Based on the current study findings, it’s recommended for the health care providers to pay attention for back function and pain in PwPD, abnormal muscular activation and lack of trunk misalignment awareness. Further studies investigate the consequences of back function and pain in PwPD on, e.g., sleep and the QoL. Our results support the routine evaluation of back function and pain in every patient suffering from PD and postural deformity. Adequate pain medication and a specific physical therapy program may decrease back pain and increase functions and ADLs in these patients.

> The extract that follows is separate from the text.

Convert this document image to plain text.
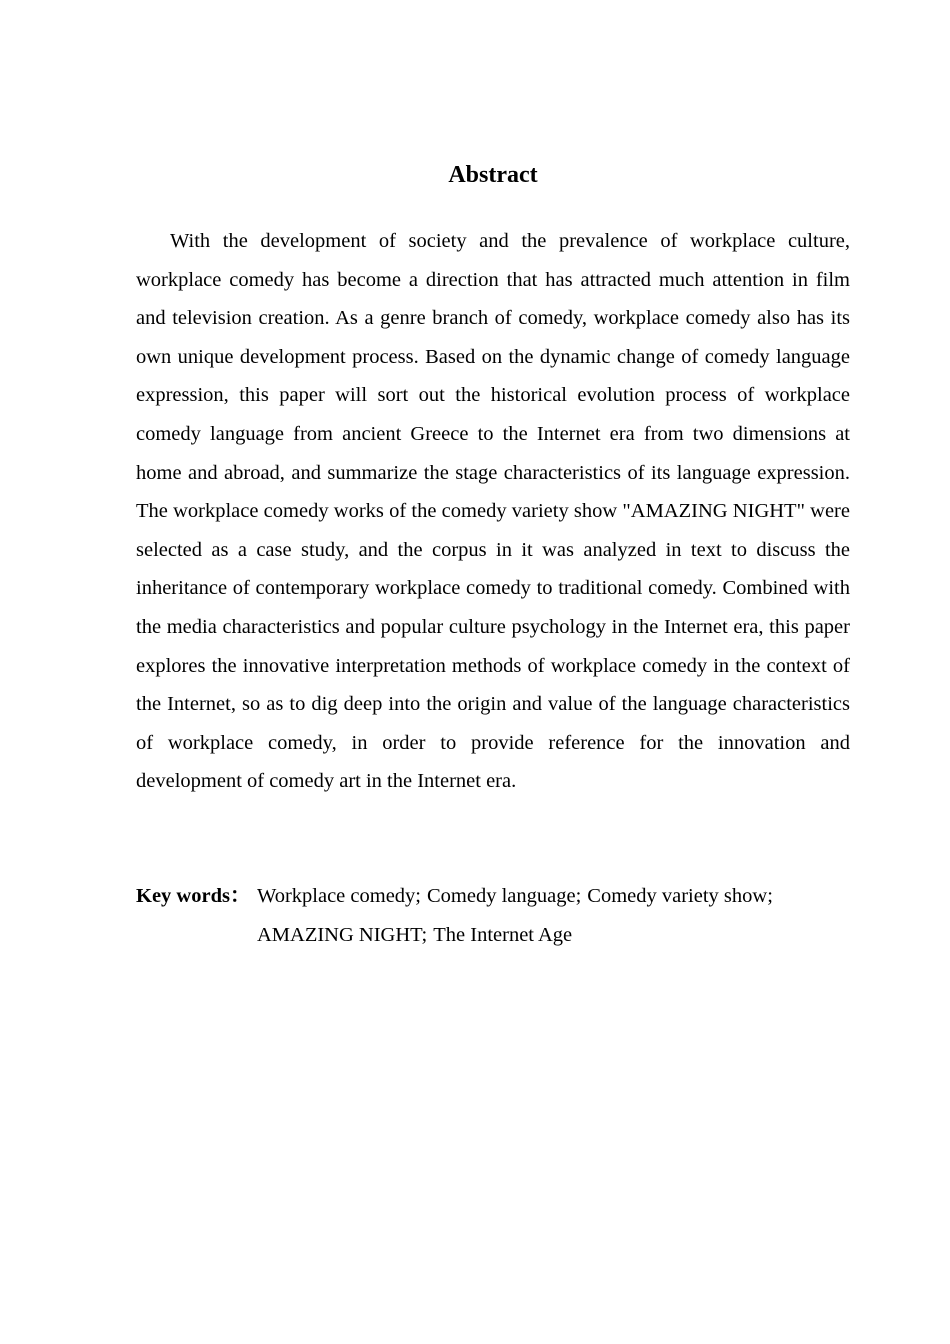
Abstract

With the development of society and the prevalence of workplace culture, workplace comedy has become a direction that has attracted much attention in film and television creation. As a genre branch of comedy, workplace comedy also has its own unique development process. Based on the dynamic change of comedy language expression, this paper will sort out the historical evolution process of workplace comedy language from ancient Greece to the Internet era from two dimensions at home and abroad, and summarize the stage characteristics of its language expression. The workplace comedy works of the comedy variety show "AMAZING NIGHT" were selected as a case study, and the corpus in it was analyzed in text to discuss the inheritance of contemporary workplace comedy to traditional comedy. Combined with the media characteristics and popular culture psychology in the Internet era, this paper explores the innovative interpretation methods of workplace comedy in the context of the Internet, so as to dig deep into the origin and value of the language characteristics of workplace comedy, in order to provide reference for the innovation and development of comedy art in the Internet era.

Key words： Workplace comedy; Comedy language; Comedy variety show;
AMAZING NIGHT; The Internet Age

This study has several limitations, the MMSE is used to test the cognitive function, but we did not use more specific cognitive evaluation batteries. All participants tested and evaluated at "ON" medication phase. Assessment of motor and non motor function at “OFF” medication phase is important because the patients experienced more difficulties in both motor and non motor function than on-medication whereas the symptoms are satisfactory controlled with medication. However, the results are clear in indicating the role of postural deformities in provoking an impairment of back functions and increase pain severity as well as, deteriorating the ADLs and QoL.
Conclusion
Postural deformities such as PS and C&A shows a negative impact on back function, disability in PwPD, as well as pain symptoms in PwPD aggravated and worsens. These findings should be carefully considered when considering the treatment strategy for PwPD with postural deformities. Collectively, we recommended health care providers to consider improving back functions as well as improving the other postural deformities in PwPD.